In Franken muss man mit dem Fränkischen halbwegs vertraut sein, sonst sitzt man schnell einmal einem Missverständnis auf, und manchmal ist man auch der Depp.
Grob geschätzt hat man es hier mit mindestens drei Arten des Nicht- oder Falschverstehens zu tun. Aus diesen muss nicht immer ein Missverständnis erwachsen, man kann ja, wenn man etwas nicht verstanden hat, ganz einfach mit einem dezenten »Hä?« noch einmal nachfragen. Dieses kleine »Hä?«, fragend und nicht aggressiv ausgesprochen, bedeutet so viel wie »Oh Verzeihung, das habe ich jetzt gerade nicht verstanden.

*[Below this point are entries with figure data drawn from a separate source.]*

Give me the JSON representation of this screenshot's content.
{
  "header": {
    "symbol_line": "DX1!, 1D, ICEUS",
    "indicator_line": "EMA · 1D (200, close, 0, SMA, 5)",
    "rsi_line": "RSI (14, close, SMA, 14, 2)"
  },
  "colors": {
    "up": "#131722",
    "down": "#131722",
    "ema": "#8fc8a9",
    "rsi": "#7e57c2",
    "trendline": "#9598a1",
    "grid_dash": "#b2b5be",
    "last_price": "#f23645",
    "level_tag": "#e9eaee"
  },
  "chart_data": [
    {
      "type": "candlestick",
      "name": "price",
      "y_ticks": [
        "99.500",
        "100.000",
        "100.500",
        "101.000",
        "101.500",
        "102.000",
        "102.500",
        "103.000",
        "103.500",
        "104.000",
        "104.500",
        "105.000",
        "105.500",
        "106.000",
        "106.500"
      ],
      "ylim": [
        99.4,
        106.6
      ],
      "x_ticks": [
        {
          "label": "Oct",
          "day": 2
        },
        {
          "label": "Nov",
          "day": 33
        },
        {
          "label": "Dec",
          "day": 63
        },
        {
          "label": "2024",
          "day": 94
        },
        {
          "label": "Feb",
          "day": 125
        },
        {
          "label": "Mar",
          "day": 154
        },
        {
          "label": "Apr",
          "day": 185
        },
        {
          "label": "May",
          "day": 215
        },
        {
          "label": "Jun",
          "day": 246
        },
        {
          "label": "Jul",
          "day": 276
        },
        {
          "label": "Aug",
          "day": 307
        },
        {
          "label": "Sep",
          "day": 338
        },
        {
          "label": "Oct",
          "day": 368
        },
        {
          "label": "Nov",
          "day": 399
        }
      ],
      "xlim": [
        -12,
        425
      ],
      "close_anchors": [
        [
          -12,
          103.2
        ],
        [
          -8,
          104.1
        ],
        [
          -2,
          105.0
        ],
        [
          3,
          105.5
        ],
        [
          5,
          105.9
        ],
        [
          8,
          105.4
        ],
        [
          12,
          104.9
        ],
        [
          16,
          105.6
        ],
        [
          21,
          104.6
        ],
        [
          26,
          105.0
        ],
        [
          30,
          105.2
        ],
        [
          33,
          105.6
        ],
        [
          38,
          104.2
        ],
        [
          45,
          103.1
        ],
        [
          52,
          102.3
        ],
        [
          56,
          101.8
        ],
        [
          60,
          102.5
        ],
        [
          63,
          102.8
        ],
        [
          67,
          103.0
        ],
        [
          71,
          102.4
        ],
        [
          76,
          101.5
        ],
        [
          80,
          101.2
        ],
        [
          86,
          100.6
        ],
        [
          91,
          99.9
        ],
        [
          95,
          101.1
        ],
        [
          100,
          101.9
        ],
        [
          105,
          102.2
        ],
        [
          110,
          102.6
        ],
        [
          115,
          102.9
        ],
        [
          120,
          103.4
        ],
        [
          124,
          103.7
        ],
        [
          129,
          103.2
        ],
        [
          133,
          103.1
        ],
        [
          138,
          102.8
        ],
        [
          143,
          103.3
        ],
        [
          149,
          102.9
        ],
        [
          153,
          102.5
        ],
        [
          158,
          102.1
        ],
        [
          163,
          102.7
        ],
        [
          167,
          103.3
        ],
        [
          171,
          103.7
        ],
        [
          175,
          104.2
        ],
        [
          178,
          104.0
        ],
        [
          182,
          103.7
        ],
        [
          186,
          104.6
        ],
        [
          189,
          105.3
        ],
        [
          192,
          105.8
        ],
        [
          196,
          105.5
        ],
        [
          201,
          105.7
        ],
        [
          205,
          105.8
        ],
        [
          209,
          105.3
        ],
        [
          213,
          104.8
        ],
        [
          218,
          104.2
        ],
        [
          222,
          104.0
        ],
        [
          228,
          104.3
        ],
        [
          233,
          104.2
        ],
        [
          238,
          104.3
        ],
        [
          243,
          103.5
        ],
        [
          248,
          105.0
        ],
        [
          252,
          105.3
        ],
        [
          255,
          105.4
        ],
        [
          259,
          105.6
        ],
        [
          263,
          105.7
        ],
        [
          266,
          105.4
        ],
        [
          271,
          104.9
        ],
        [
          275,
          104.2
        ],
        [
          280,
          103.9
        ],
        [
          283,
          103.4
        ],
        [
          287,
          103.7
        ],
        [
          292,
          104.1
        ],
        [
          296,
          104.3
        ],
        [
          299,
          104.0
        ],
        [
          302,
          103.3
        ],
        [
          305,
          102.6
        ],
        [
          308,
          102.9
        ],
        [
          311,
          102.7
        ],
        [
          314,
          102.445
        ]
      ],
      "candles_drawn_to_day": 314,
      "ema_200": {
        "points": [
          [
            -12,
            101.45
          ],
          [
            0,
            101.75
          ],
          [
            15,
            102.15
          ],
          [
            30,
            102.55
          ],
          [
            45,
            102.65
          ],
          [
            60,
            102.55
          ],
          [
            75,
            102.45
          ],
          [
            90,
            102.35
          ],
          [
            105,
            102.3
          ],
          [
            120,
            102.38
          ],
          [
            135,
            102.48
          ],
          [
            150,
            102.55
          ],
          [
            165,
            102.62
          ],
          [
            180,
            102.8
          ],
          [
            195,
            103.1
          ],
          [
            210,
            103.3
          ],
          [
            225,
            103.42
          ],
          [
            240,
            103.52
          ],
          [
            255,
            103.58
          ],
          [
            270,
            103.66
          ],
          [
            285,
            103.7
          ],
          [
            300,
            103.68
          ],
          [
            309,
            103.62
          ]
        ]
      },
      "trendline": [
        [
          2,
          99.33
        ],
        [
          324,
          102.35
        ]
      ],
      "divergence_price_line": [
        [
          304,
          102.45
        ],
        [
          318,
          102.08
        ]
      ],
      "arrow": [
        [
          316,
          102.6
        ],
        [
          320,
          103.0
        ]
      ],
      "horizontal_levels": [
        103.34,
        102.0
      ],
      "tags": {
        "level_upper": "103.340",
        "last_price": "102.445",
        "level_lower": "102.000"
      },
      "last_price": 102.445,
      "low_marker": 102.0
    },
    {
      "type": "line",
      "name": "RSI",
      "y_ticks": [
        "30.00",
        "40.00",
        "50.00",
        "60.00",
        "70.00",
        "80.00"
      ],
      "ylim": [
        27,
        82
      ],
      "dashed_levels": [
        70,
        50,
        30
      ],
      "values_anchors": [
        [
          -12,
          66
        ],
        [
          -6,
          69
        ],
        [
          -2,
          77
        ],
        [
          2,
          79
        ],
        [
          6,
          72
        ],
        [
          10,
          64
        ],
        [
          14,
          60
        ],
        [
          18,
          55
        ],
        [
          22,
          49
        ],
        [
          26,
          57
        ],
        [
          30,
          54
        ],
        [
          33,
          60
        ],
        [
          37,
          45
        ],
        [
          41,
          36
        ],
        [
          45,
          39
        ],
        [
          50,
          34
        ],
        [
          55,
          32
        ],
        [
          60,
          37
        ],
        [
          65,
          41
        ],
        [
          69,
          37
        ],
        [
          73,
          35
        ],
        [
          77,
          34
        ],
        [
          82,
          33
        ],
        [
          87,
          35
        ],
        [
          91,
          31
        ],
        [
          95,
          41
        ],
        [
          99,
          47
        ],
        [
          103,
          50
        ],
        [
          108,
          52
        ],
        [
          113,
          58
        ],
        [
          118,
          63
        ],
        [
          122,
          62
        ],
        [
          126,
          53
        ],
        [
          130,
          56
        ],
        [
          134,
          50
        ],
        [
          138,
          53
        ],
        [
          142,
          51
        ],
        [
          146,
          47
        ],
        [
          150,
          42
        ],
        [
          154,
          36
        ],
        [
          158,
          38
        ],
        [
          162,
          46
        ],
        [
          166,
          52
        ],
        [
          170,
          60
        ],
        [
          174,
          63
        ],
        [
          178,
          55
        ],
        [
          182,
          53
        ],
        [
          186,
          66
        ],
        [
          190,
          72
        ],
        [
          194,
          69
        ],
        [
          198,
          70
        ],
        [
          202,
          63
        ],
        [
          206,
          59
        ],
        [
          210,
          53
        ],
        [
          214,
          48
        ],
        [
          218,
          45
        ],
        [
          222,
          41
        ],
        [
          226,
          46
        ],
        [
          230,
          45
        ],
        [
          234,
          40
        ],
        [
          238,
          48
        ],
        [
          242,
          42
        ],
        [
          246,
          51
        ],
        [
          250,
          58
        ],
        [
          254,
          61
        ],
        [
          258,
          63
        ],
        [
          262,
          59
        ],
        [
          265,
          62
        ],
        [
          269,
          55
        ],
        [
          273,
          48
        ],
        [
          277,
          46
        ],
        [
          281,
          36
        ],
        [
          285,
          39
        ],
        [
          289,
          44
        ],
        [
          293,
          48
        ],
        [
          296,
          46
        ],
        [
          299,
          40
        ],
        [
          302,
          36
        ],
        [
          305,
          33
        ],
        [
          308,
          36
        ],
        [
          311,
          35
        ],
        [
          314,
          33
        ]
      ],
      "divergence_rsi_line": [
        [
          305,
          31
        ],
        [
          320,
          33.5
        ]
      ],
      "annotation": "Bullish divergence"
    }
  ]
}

Könnten Sie das bitte noch einmal wiederholen?« In solchen Dingen ist das Fränkische erfrischend kurz.
Man muss dieses »Hä?« allerdings gut beherrschen und treffsicher setzen können, denn etwas länger gezogen mit zum Ende hin ansteigender Tonkurve und dadurch einem kaum hörbar aggressiven Unterton heißt dieses »Hä?« so viel wie: »Hey, habe ich gerade richtig gehört? Sag das noch einmal! Ich glaube, du tickst nicht ganz richtig! Bei dir hackt's doch!« Es kann also bei Einsatz dieses »Hä?« aus dem Nichtverstehen sehr schnell ein Missverstandenwerden resultieren. Deshalb sollte man im Umgang mit und beim Einsatz des »Hä« sehr vorsichtig sein.
Doch zurück zu den drei eingangs erwähnten Arten des Nichtverstehens. Die erste ist die des rein akustischen Nichtverstehens. Dann hat man das Gesagte halt einfach nicht richtig gehört und fragt, wie gerade beschrieben, nach.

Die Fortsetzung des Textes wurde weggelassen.